Armut in der Apotheke begegnen |
Daniela Hüttemann |
18.12.2024 18:00 Uhr |
Es reiche nicht, einfach nur ein Arzneimittel abzugeben und zu beraten, ohne das Rundherum des Patienten zu berücksichtigen, meint auch Hauls Kollege, Apotheker Christoph Ossolinski. »Anfangs war es auch für mich schwierig zu erkennen, ob und was für Hilfe ein Patient noch zusätzlich braucht.« Er wünscht sich mehr entsprechende Fortbildungen für Apotheken.
»Mittlerweile frage ich mich stets: Wer steht da eigentlich vor mir?« Erst letzte Woche habe er eine Kundin gehabt, eher schlecht gekleidet und mit amputierten Gliedmaßen an der Hand, die wiederholt Wundmittel verlangt hatte.
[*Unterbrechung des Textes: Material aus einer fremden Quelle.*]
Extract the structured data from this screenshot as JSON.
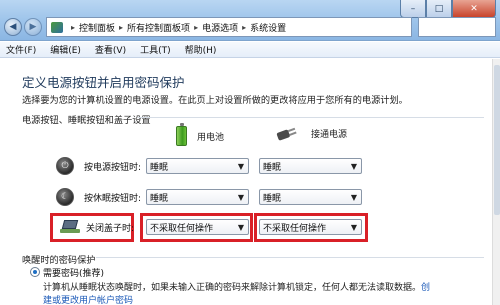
{
  "window": {
    "minimize": "–",
    "maximize": "□",
    "close": "✕"
  },
  "nav": {
    "back": "◀",
    "forward": "▶"
  },
  "breadcrumb": {
    "items": [
      "控制面板",
      "所有控制面板项",
      "电源选项",
      "系统设置"
    ]
  },
  "menu": {
    "items": [
      "文件(F)",
      "编辑(E)",
      "查看(V)",
      "工具(T)",
      "帮助(H)"
    ]
  },
  "page": {
    "title": "定义电源按钮并启用密码保护",
    "description": "选择要为您的计算机设置的电源设置。在此页上对设置所做的更改将应用于您所有的电源计划。"
  },
  "power_section": {
    "label": "电源按钮、睡眠按钮和盖子设置",
    "col_battery": "用电池",
    "col_ac": "接通电源",
    "rows": [
      {
        "label": "按电源按钮时:",
        "battery": "睡眠",
        "ac": "睡眠",
        "icon": "power-button-icon"
      },
      {
        "label": "按休眠按钮时:",
        "battery": "睡眠",
        "ac": "睡眠",
        "icon": "sleep-button-icon"
      },
      {
        "label": "关闭盖子时:",
        "battery": "不采取任何操作",
        "ac": "不采取任何操作",
        "icon": "laptop-lid-icon"
      }
    ]
  },
  "wake_section": {
    "label": "唤醒时的密码保护",
    "option_label": "需要密码(推荐)",
    "desc_text": "计算机从睡眠状态唤醒时，如果未输入正确的密码来解除计算机锁定，任何人都无法读取数据。",
    "desc_link": "创",
    "link_line": "建或更改用户帐户密码"
  },
  "colors": {
    "highlight": "#d92027",
    "title": "#1e395b",
    "link": "#1a58b7"
  }
}
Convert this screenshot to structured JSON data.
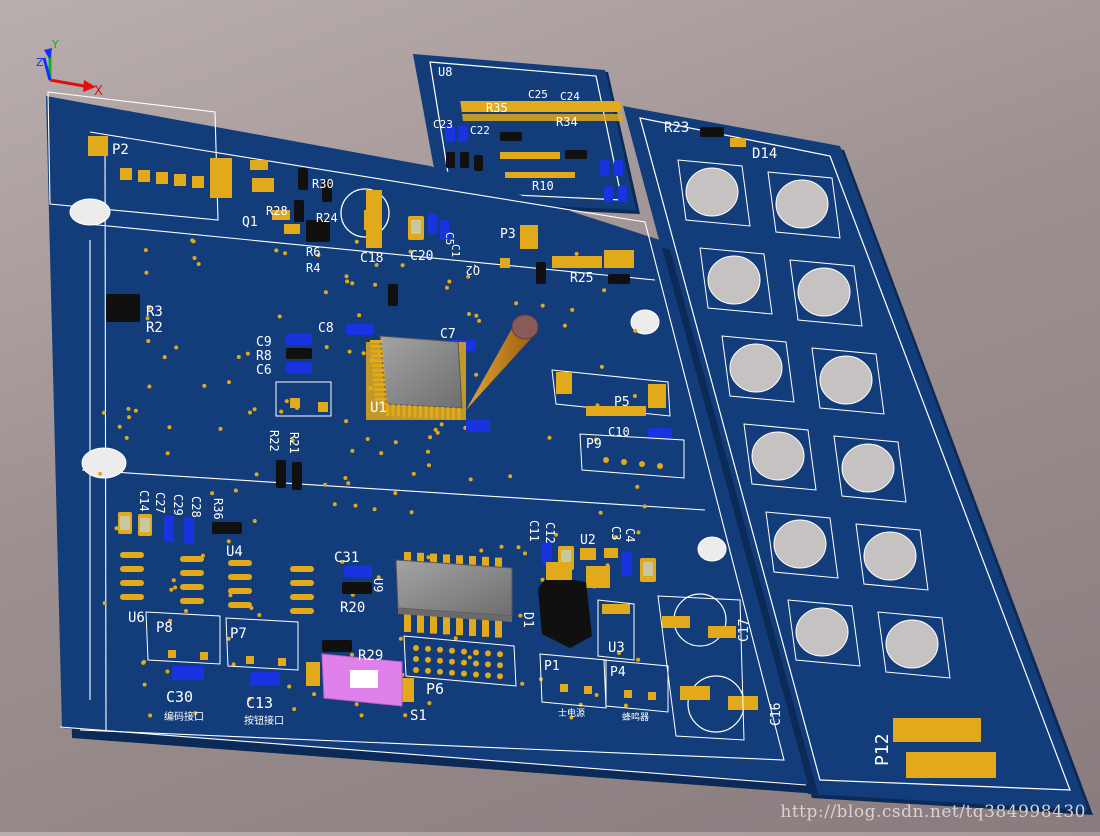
{
  "app": {
    "view": "3D PCB layout view",
    "watermark": "http://blog.csdn.net/tq384998430"
  },
  "colors": {
    "background": "#a39797",
    "board": "#123d7a",
    "board_edge": "#0c2a57",
    "silkscreen": "#ffffff",
    "pad": "#e2a91a",
    "smd_blue": "#1a33e0",
    "smd_black": "#101010",
    "chip_body": "#8d8d8d",
    "switch_body": "#e080ea",
    "probe": "#c8860c",
    "axis_x": "#e01010",
    "axis_y": "#10b020",
    "axis_z": "#1030ff"
  },
  "axis": {
    "x_label": "X",
    "y_label": "Y",
    "z_label": "Z"
  },
  "main_board": {
    "designators": [
      {
        "id": "p2",
        "text": "P2"
      },
      {
        "id": "r30",
        "text": "R30"
      },
      {
        "id": "r28",
        "text": "R28"
      },
      {
        "id": "r24",
        "text": "R24"
      },
      {
        "id": "q1",
        "text": "Q1"
      },
      {
        "id": "r6",
        "text": "R6"
      },
      {
        "id": "r4",
        "text": "R4"
      },
      {
        "id": "c18",
        "text": "C18"
      },
      {
        "id": "c20",
        "text": "C20"
      },
      {
        "id": "c5",
        "text": "C5"
      },
      {
        "id": "c1",
        "text": "C1"
      },
      {
        "id": "p3",
        "text": "P3"
      },
      {
        "id": "q2",
        "text": "Q2"
      },
      {
        "id": "r25",
        "text": "R25"
      },
      {
        "id": "r3",
        "text": "R3"
      },
      {
        "id": "r2",
        "text": "R2"
      },
      {
        "id": "c8",
        "text": "C8"
      },
      {
        "id": "c7",
        "text": "C7"
      },
      {
        "id": "c9",
        "text": "C9"
      },
      {
        "id": "r8",
        "text": "R8"
      },
      {
        "id": "c6",
        "text": "C6"
      },
      {
        "id": "u1",
        "text": "U1"
      },
      {
        "id": "p5",
        "text": "P5"
      },
      {
        "id": "c10",
        "text": "C10"
      },
      {
        "id": "p9",
        "text": "P9"
      },
      {
        "id": "r22",
        "text": "R22"
      },
      {
        "id": "r21",
        "text": "R21"
      },
      {
        "id": "c14",
        "text": "C14"
      },
      {
        "id": "c27",
        "text": "C27"
      },
      {
        "id": "c29",
        "text": "C29"
      },
      {
        "id": "c28",
        "text": "C28"
      },
      {
        "id": "r36",
        "text": "R36"
      },
      {
        "id": "u4",
        "text": "U4"
      },
      {
        "id": "u6",
        "text": "U6"
      },
      {
        "id": "c31",
        "text": "C31"
      },
      {
        "id": "u9",
        "text": "U9"
      },
      {
        "id": "r20",
        "text": "R20"
      },
      {
        "id": "c11",
        "text": "C11"
      },
      {
        "id": "c12",
        "text": "C12"
      },
      {
        "id": "u2",
        "text": "U2"
      },
      {
        "id": "c3",
        "text": "C3"
      },
      {
        "id": "c4",
        "text": "C4"
      },
      {
        "id": "d1",
        "text": "D1"
      },
      {
        "id": "u3",
        "text": "U3"
      },
      {
        "id": "c17",
        "text": "C17"
      },
      {
        "id": "p8",
        "text": "P8"
      },
      {
        "id": "p7",
        "text": "P7"
      },
      {
        "id": "r29",
        "text": "R29"
      },
      {
        "id": "p6",
        "text": "P6"
      },
      {
        "id": "s1",
        "text": "S1"
      },
      {
        "id": "p1",
        "text": "P1"
      },
      {
        "id": "p4",
        "text": "P4"
      },
      {
        "id": "c16",
        "text": "C16"
      },
      {
        "id": "c30",
        "text": "C30"
      },
      {
        "id": "c13",
        "text": "C13"
      }
    ],
    "chinese_labels": {
      "p8_caption": "编码接口",
      "p7_caption": "按钮接口",
      "p1_caption": "士电源",
      "p4_caption": "蜂鸣器"
    }
  },
  "top_board": {
    "designators": [
      {
        "id": "u8",
        "text": "U8"
      },
      {
        "id": "r35",
        "text": "R35"
      },
      {
        "id": "c25",
        "text": "C25"
      },
      {
        "id": "c24",
        "text": "C24"
      },
      {
        "id": "r34",
        "text": "R34"
      },
      {
        "id": "c23",
        "text": "C23"
      },
      {
        "id": "c22",
        "text": "C22"
      },
      {
        "id": "r10",
        "text": "R10"
      }
    ]
  },
  "side_board": {
    "designators": [
      {
        "id": "r23",
        "text": "R23"
      },
      {
        "id": "d14",
        "text": "D14"
      },
      {
        "id": "p12",
        "text": "P12"
      }
    ],
    "key_holes": 12
  }
}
Ihre Wunde war offensichtlich bereits länger entzündet. »Ich hätte ihr auch einfach eine antiseptische Salbe mitgeben können, doch man merkte, dass hier etwas nicht stimmte«, so der Apotheker.
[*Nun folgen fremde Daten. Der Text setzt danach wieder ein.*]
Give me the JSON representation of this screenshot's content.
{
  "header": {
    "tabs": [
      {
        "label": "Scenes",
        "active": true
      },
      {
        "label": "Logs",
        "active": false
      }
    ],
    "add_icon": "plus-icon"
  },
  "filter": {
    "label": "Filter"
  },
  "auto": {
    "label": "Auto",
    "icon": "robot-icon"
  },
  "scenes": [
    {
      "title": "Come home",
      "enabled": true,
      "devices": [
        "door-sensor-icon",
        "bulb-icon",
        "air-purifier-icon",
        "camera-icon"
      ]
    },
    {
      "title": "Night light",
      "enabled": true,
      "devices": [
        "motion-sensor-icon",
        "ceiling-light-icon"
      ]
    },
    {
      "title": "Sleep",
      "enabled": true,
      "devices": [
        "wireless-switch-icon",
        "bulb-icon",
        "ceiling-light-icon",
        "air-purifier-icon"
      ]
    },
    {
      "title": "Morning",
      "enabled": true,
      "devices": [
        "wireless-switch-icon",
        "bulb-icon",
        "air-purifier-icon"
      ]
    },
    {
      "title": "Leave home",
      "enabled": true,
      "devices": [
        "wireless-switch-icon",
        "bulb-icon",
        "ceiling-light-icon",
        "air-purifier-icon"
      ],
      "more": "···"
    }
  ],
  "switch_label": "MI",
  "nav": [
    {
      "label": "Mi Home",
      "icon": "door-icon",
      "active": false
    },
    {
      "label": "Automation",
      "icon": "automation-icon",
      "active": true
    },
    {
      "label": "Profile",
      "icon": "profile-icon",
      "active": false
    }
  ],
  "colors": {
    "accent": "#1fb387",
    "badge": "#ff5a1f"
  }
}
Er vermittelte den Kontakt zum LGZ und gemeinsam fand man heraus, dass die Dame eigentlich von einer anderen Apotheke in einem anderen Stadtteil versorgt werden sollte. Dort lagen bereits nicht nur eine ärztlich verordnete antibiotische Salbe, sondern auch ihre Psychopharmaka bereit. Offensichtlich war es hier zu einer Reihe von Missverständnissen gekommen, gepaart mit der eingeschränkten Mobilität und Grunderkrankung der Patientin. Ein Anruf von Apotheke zu Apotheke veranlasste schließlich, dass sie ihre Medikamente mit dem Botendienst bekam.
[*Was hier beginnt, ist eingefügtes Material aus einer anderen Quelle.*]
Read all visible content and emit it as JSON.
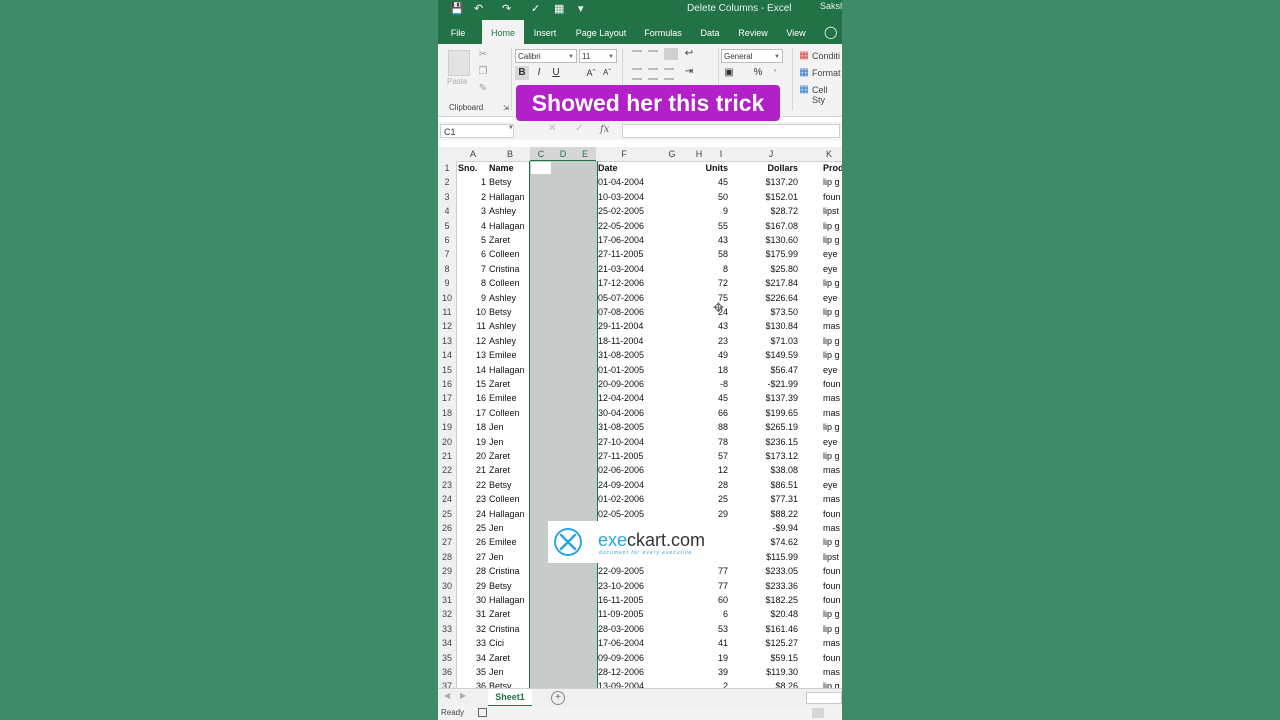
{
  "titlebar": {
    "title": "Delete Columns  -  Excel",
    "user": "Saksh",
    "save_icon": "save-icon",
    "undo_icon": "undo-icon",
    "redo_icon": "redo-icon"
  },
  "tabs": [
    "File",
    "Home",
    "Insert",
    "Page Layout",
    "Formulas",
    "Data",
    "Review",
    "View"
  ],
  "ribbon": {
    "clipboard_label": "Clipboard",
    "paste_label": "Paste",
    "font_name": "Calibri",
    "font_size": "11",
    "bold": "B",
    "italic": "I",
    "underline": "U",
    "number_format": "General",
    "percent": "%",
    "cond_format": "Conditi",
    "format_table": "Format",
    "cell_styles": "Cell Sty"
  },
  "banner": "Showed her this trick",
  "formula": {
    "namebox": "C1",
    "fx": "fx"
  },
  "columns": [
    "A",
    "B",
    "C",
    "D",
    "E",
    "F",
    "G",
    "H",
    "I",
    "J",
    "K"
  ],
  "headers": {
    "sno": "Sno.",
    "name": "Name",
    "date": "Date",
    "units": "Units",
    "dollars": "Dollars",
    "product": "Prod"
  },
  "rows": [
    [
      "1",
      "Betsy",
      "01-04-2004",
      "45",
      "$137.20",
      "lip g"
    ],
    [
      "2",
      "Hallagan",
      "10-03-2004",
      "50",
      "$152.01",
      "foun"
    ],
    [
      "3",
      "Ashley",
      "25-02-2005",
      "9",
      "$28.72",
      "lipst"
    ],
    [
      "4",
      "Hallagan",
      "22-05-2006",
      "55",
      "$167.08",
      "lip g"
    ],
    [
      "5",
      "Zaret",
      "17-06-2004",
      "43",
      "$130.60",
      "lip g"
    ],
    [
      "6",
      "Colleen",
      "27-11-2005",
      "58",
      "$175.99",
      "eye"
    ],
    [
      "7",
      "Cristina",
      "21-03-2004",
      "8",
      "$25.80",
      "eye"
    ],
    [
      "8",
      "Colleen",
      "17-12-2006",
      "72",
      "$217.84",
      "lip g"
    ],
    [
      "9",
      "Ashley",
      "05-07-2006",
      "75",
      "$226.64",
      "eye"
    ],
    [
      "10",
      "Betsy",
      "07-08-2006",
      "24",
      "$73.50",
      "lip g"
    ],
    [
      "11",
      "Ashley",
      "29-11-2004",
      "43",
      "$130.84",
      "mas"
    ],
    [
      "12",
      "Ashley",
      "18-11-2004",
      "23",
      "$71.03",
      "lip g"
    ],
    [
      "13",
      "Emilee",
      "31-08-2005",
      "49",
      "$149.59",
      "lip g"
    ],
    [
      "14",
      "Hallagan",
      "01-01-2005",
      "18",
      "$56.47",
      "eye"
    ],
    [
      "15",
      "Zaret",
      "20-09-2006",
      "-8",
      "-$21.99",
      "foun"
    ],
    [
      "16",
      "Emilee",
      "12-04-2004",
      "45",
      "$137.39",
      "mas"
    ],
    [
      "17",
      "Colleen",
      "30-04-2006",
      "66",
      "$199.65",
      "mas"
    ],
    [
      "18",
      "Jen",
      "31-08-2005",
      "88",
      "$265.19",
      "lip g"
    ],
    [
      "19",
      "Jen",
      "27-10-2004",
      "78",
      "$236.15",
      "eye"
    ],
    [
      "20",
      "Zaret",
      "27-11-2005",
      "57",
      "$173.12",
      "lip g"
    ],
    [
      "21",
      "Zaret",
      "02-06-2006",
      "12",
      "$38.08",
      "mas"
    ],
    [
      "22",
      "Betsy",
      "24-09-2004",
      "28",
      "$86.51",
      "eye"
    ],
    [
      "23",
      "Colleen",
      "01-02-2006",
      "25",
      "$77.31",
      "mas"
    ],
    [
      "24",
      "Hallagan",
      "02-05-2005",
      "29",
      "$88.22",
      "foun"
    ],
    [
      "25",
      "Jen",
      "",
      "",
      "-$9.94",
      "mas"
    ],
    [
      "26",
      "Emilee",
      "",
      "",
      "$74.62",
      "lip g"
    ],
    [
      "27",
      "Jen",
      "",
      "",
      "$115.99",
      "lipst"
    ],
    [
      "28",
      "Cristina",
      "22-09-2005",
      "77",
      "$233.05",
      "foun"
    ],
    [
      "29",
      "Betsy",
      "23-10-2006",
      "77",
      "$233.36",
      "foun"
    ],
    [
      "30",
      "Hallagan",
      "16-11-2005",
      "60",
      "$182.25",
      "foun"
    ],
    [
      "31",
      "Zaret",
      "11-09-2005",
      "6",
      "$20.48",
      "lip g"
    ],
    [
      "32",
      "Cristina",
      "28-03-2006",
      "53",
      "$161.46",
      "lip g"
    ],
    [
      "33",
      "Cici",
      "17-06-2004",
      "41",
      "$125.27",
      "mas"
    ],
    [
      "34",
      "Zaret",
      "09-09-2006",
      "19",
      "$59.15",
      "foun"
    ],
    [
      "35",
      "Jen",
      "28-12-2006",
      "39",
      "$119.30",
      "mas"
    ],
    [
      "36",
      "Betsy",
      "13-09-2004",
      "2",
      "$8.26",
      "lip g"
    ]
  ],
  "watermark": {
    "brand_pre": "exe",
    "brand_post": "ckart.com",
    "tagline": "document for every executive"
  },
  "sheet": {
    "tab": "Sheet1",
    "add": "+"
  },
  "status": {
    "ready": "Ready"
  },
  "colors": {
    "excel_green": "#217346",
    "banner": "#b220c8",
    "background": "#3f8a6a"
  }
}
Ein Problem sei auch die zunehmende Vereinsamung. Manche Menschen, die eigentlich Unterstützung bräuchten, fielen da nicht auf. Vermutet man eine unmittelbare Gefährdung des Patienten und scheint dieser sich nicht allein Hilfe zu holen, kann die Apotheke den Stadtteilpolizisten bitten, bei einem Patienten zu Hause vorbeizugehen, um nach dem Rechten zu sehen. Ab und zu hat die Elefanten-Apotheke auch schon das Amtsgericht informiert, dass jemand einen rechtlichen Betreuer braucht. »Bei Gefahr im Verzug sind wir von unserer Schweigepflicht entbunden«, erinnert Haul. Für die Kooperation mit anderen Hilfestellen könne man auch den Patienten um gegenseitige Schweigepflichtentbindung bitten. So sind auch gemeinsame Fallbesprechungen möglich.
Angehörige von Patienten im Heim erlebten manchmal eine böse Überraschung, wenn die Praxis zusätzliche Medikamente auf grünem Rezept verordnet und die Rechnung dafür von der Apotheke kommt. »Die Ärzte müssen sich dafür interessieren, ob sich ein Patient die verordnete Therapie auch leisten kann«, fordert Haul. »Wir versuchen trotzdem immer, die Patienten bestmöglich zu versorgen und schlagen uns auch mit den Krankenkassen rum. Doch das kostet viel Zeit und Energie.« Gerade deshalb sei die Weiterleitung bedürftiger Patienten an Pflegestützpunkte und soziale Dienste auch eine Entlastung für die Apotheken.